I think a lot about waste. I suspect it’s because of all the cleaning up I had to do caring for the menagerie of animals I kept when I was younger. As a society we have a complex relationship with waste, in all forms, and it has some major implications for the sustainability movement. But what exactly is waste? It seems like an odd question, but the answer isn’t as simple as most of us would like to believe. Waste is, after all, relative and largely determined by our aesthetic ideals.

When we talk about a relationship between consumption, waste, and aesthetics I suspect what most of us think of first is the fashion industry. In recent years the environmental impacts of an industry built on product turnover rather than product longevity have been placed in the publics’ focus by documentaries and books such as Dana Thomas’ Fashionopolis: The Price of Fast Fashion and the Future of Clothes. When we talk about reducing the environmental impact of fast fashion I think it’s easy for us to understand repairing, reusing and retrofitting an item of clothing to extend its lifespan, because this is a practical experience that we can be involved in. This type of recycling certainly has a place within our drive to reduce our environmental impacts, but in order to create a closed-loop economy we need to urgently improve our ability to capture and reuse all forms of textiles that are already in circulation. This is obviously not unique to the fashion industry. In The case for… never demolishing another building Oliver Wainwright provides compelling insight into how we can radically change our approach to architecture by shifting how we choose and reuse building materials. It’s this shift in perception, to see value in what would traditionally be perceived as waste, that most interests me as an agricultural scientist.

Recycled brickwork (Source)

One of the most complex forms of wastes society needs to tackle is food waste. In South Africa, one third of all the food we produce is never eaten, with fruits, vegetables and cereals accounting for 70% of this loss. This is both a moral failure (with almost 20% of South African households having insufficient access to food) and an environmental catastrophe. Globally there has been a renewed discussion around the role of aesthetic standards in food wastage, focused particularly on misshaped but perfectly edible fruits and vegetables. Thankfully in South Africa this type of food wastage is largely avoided as misshaped fresh produce is absorbed by and sold through the informal sector at reduced prices. Instead, middle-class South Africans have focussed their attention on a different aspect: Food packaging.

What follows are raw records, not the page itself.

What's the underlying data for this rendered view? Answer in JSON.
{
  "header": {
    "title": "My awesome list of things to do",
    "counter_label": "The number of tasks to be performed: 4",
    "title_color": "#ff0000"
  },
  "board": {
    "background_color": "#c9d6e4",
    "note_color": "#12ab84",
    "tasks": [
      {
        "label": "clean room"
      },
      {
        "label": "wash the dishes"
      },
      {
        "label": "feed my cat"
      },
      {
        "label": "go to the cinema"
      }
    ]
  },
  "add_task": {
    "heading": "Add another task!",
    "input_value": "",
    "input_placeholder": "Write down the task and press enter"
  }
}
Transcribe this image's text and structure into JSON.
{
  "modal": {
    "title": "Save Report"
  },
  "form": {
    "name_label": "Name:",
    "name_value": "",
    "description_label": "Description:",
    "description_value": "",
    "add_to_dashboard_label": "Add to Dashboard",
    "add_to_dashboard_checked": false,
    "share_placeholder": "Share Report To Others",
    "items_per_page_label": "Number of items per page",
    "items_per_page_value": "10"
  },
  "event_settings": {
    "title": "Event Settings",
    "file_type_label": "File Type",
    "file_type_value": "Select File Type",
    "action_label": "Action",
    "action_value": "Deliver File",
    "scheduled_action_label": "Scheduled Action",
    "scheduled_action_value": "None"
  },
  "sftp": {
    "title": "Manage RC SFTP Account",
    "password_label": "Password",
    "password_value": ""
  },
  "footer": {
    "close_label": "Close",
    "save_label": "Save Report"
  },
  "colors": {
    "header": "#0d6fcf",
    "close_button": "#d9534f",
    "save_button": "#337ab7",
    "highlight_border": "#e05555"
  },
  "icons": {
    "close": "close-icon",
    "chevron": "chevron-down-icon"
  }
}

Packageless fruit and veg (Source)

Packaging from all sectors accounts for almost half of the world’s plastic pollution, and there is little question about whether or not we need to reduce our excessive dependence here. In South Africa recent strong anti-packaging public sentiments have resulted in supermarket chains such as Pick n Pay beginning to trial package-free-zones and “nude” fruit and veg. While I applaud any effort to reduce waste of all forms, these shifts will not inherently reduce waste. As one of my favourite science communicators James Wong pointed out in a recent Twitter thread, completely eradicating packaging from our fresh produce can have unintended consequences that may actually increase food wastage. A simple example is climacteric fruit, such as bananas. These fruits are typically packaged in ethylene-removing plastic bags, which significantly extends their shelf life by slowing down the rate of ripening. Similarly, most soft-fruit packaging is designed to prevent damage such as bruising or abrasions during transport thus increasing shelf life and decreasing the likelihood of post-harvest disease. There are obviously plenty of fruits and vegetables that can be distributed without the need for packaging, and many others whose packaging can either be reduced or redesigned to be reusable. But, while bunches of bananas and piles of peaches laid out in supermarket displays may be more visually appealing to us than bagged or boxed fruit, we need to see the hidden waste of our choices and opt for the most sustainable choice on a case-by-case basis. Not all forms of waste are equal, and as a society if we’re going to significantly reduce our consumption and unavoidable wastage to fall within the planetary boundaries we need to make evidence-based decisions.